Ibas Ajak Masyarakat Ubah Sampah Jadi Berkah, Dorong Ekonomi Sirkular dari Desa

Wakil Ketua MPR RI Edhie Baskoro "Ibas" Yudhoyono

telusur.co.id - Wakil Ketua MPR RI Edhie Baskoro "Ibas" Yudhoyono mengajak masyarakat menjadikan pengelolaan sampah sebagai gerakan bersama untuk menjaga lingkungan sekaligus menciptakan nilai ekonomi. Menurutnya, sampah bukan sekadar persoalan kebersihan, tetapi juga peluang membangun kesejahteraan dan mewujudkan pembangunan berkelanjutan.

"Kalau kita tidak mulai memikirkan pengelolaan sampah yang terpadu, yang mengutamakan kebersihan, kesehatan, dan kelestarian, lalu siapa lagi?" ujar Ibas dalam keterangannya di Jakarta, Minggu.

Ibas mencontohkan keberhasilan Tempat Pengolahan Sampah Reduce, Reuse, Recycle (TPS 3R) Sidomakmur di Kelurahan Sidoharjo, Kabupaten Pacitan, Jawa Timur, yang berhasil mengolah sampah rumah tangga menjadi berbagai produk bernilai ekonomi.

Menurutnya, keberadaan TPS 3R tersebut membuktikan bahwa upaya menjaga lingkungan dapat berjalan seiring dengan pemberdayaan masyarakat dan penciptaan sumber penghasilan baru.

Setiap hari, TPS 3R Sidomakmur mengolah sekitar lima ton sampah rumah tangga. Kegiatan tersebut dijalankan secara swadaya oleh 14 orang, yang mayoritas berasal dari kalangan karang taruna dan generasi muda setempat.

Tak hanya melakukan pemilahan sampah, para pengelola juga mengolah sampah organik menjadi pupuk organik dan maggot yang dimanfaatkan sebagai pakan budidaya ikan lele. Hasil budidaya tersebut turut mendukung rantai pasok Program Makan Bergizi Gratis.

Sementara itu, sampah anorganik diolah kembali menjadi berbagai produk yang memiliki nilai jual sehingga mampu memberikan tambahan pendapatan bagi masyarakat.

Ibas menilai inovasi tersebut merupakan implementasi nyata konsep ekonomi sirkular, yakni memanfaatkan kembali limbah agar memiliki nilai tambah dan mengurangi pencemaran lingkungan.
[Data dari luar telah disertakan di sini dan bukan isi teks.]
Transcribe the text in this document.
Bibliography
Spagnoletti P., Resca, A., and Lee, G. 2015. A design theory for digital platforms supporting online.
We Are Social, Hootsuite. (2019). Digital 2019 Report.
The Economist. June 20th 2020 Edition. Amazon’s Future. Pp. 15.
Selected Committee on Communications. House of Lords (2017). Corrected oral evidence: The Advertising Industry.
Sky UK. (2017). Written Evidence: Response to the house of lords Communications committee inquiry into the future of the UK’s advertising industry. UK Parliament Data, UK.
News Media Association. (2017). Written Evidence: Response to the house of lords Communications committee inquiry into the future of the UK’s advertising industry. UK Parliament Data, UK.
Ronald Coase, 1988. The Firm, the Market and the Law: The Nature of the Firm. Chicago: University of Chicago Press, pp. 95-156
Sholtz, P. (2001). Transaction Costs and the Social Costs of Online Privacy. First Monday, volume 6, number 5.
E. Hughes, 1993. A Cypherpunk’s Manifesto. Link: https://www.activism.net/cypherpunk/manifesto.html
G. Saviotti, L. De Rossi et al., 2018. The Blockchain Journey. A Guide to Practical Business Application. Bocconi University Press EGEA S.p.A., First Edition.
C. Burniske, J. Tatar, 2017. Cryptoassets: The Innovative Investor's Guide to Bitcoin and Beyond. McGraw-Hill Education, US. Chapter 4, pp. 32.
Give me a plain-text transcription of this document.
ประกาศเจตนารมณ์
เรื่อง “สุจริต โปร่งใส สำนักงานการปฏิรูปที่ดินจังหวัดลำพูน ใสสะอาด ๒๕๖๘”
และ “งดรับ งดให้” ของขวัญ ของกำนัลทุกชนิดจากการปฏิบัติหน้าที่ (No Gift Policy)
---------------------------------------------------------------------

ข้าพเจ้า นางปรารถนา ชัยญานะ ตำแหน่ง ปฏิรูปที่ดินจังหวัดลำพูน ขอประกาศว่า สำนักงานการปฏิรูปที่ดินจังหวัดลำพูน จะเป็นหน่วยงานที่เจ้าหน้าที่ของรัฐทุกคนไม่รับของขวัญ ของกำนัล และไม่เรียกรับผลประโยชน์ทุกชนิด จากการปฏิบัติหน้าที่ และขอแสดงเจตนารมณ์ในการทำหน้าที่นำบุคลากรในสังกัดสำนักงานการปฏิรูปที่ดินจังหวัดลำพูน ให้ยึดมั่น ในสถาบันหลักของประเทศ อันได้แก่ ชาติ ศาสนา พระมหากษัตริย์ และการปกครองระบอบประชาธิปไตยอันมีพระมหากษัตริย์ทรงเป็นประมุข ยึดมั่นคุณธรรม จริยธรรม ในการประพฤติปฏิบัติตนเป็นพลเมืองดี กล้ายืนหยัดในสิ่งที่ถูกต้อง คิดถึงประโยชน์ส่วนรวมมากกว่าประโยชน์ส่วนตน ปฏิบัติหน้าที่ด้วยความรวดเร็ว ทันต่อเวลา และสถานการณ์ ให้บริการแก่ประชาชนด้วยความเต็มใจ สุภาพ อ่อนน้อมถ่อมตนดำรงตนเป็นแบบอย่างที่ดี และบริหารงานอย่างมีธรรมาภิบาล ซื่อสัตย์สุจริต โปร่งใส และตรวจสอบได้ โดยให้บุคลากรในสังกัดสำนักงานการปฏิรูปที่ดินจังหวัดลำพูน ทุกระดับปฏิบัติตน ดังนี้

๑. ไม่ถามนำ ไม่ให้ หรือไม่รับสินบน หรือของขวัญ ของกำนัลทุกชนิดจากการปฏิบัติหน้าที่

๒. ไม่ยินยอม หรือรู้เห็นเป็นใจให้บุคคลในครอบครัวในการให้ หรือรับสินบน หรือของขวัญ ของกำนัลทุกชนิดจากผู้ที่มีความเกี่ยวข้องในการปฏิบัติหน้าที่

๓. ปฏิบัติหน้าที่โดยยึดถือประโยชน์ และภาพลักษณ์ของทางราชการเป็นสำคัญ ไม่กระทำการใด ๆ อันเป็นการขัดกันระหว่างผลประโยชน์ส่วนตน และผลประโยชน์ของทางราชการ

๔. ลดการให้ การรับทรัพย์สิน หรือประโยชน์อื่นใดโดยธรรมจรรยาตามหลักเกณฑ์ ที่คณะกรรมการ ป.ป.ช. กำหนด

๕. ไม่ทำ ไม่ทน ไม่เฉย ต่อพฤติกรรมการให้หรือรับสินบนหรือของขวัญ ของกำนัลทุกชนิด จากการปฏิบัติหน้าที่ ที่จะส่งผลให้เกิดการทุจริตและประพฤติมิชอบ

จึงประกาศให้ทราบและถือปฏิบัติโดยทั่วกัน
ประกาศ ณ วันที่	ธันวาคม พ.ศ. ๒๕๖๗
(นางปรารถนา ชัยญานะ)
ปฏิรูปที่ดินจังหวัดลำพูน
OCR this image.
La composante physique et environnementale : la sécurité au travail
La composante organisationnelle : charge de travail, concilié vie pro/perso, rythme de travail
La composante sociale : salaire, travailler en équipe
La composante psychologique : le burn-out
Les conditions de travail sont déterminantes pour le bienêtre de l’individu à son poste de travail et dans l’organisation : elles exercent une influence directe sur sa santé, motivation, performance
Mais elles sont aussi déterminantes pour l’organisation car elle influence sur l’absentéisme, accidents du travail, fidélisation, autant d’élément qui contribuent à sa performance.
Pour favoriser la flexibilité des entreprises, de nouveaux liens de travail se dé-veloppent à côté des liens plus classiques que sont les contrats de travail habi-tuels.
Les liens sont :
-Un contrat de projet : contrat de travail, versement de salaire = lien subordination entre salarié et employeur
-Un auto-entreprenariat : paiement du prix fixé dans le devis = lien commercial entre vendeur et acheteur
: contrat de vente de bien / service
Ke depan, ia berharap pengelolaan sampah di Indonesia terus berkembang hingga mampu menghasilkan energi melalui konsep waste-to-energy, sekaligus melahirkan berbagai inovasi ramah lingkungan lainnya.

"Saya bangga karena banyak generasi muda yang tidak malu turun tangan mengelola sampah. Mereka menjaga lingkungan sekaligus memperoleh penghasilan dan kesejahteraan," katanya.

Menurut Ibas, perubahan besar dalam pengelolaan sampah harus dimulai dari tingkat desa dengan melibatkan seluruh elemen masyarakat. Ia menegaskan bahwa tanpa kesadaran bersama, upaya mewujudkan lingkungan yang bersih dan lestari akan sulit tercapai.

Karena itu, Ibas mengajak masyarakat menjadikan budaya hidup bersih sebagai bagian dari karakter bangsa yang diwariskan kepada generasi mendatang.

"Mari kita bangun budaya hidup bersih dan sehat sebagai bagian dari karakter bangsa. Orang Jawa punya ungkapan yang sangat baik, 'Resik kuwi sehat, sehat kuwi berkah.' Bersih itu sehat, sehat itu berkah," tuturnya.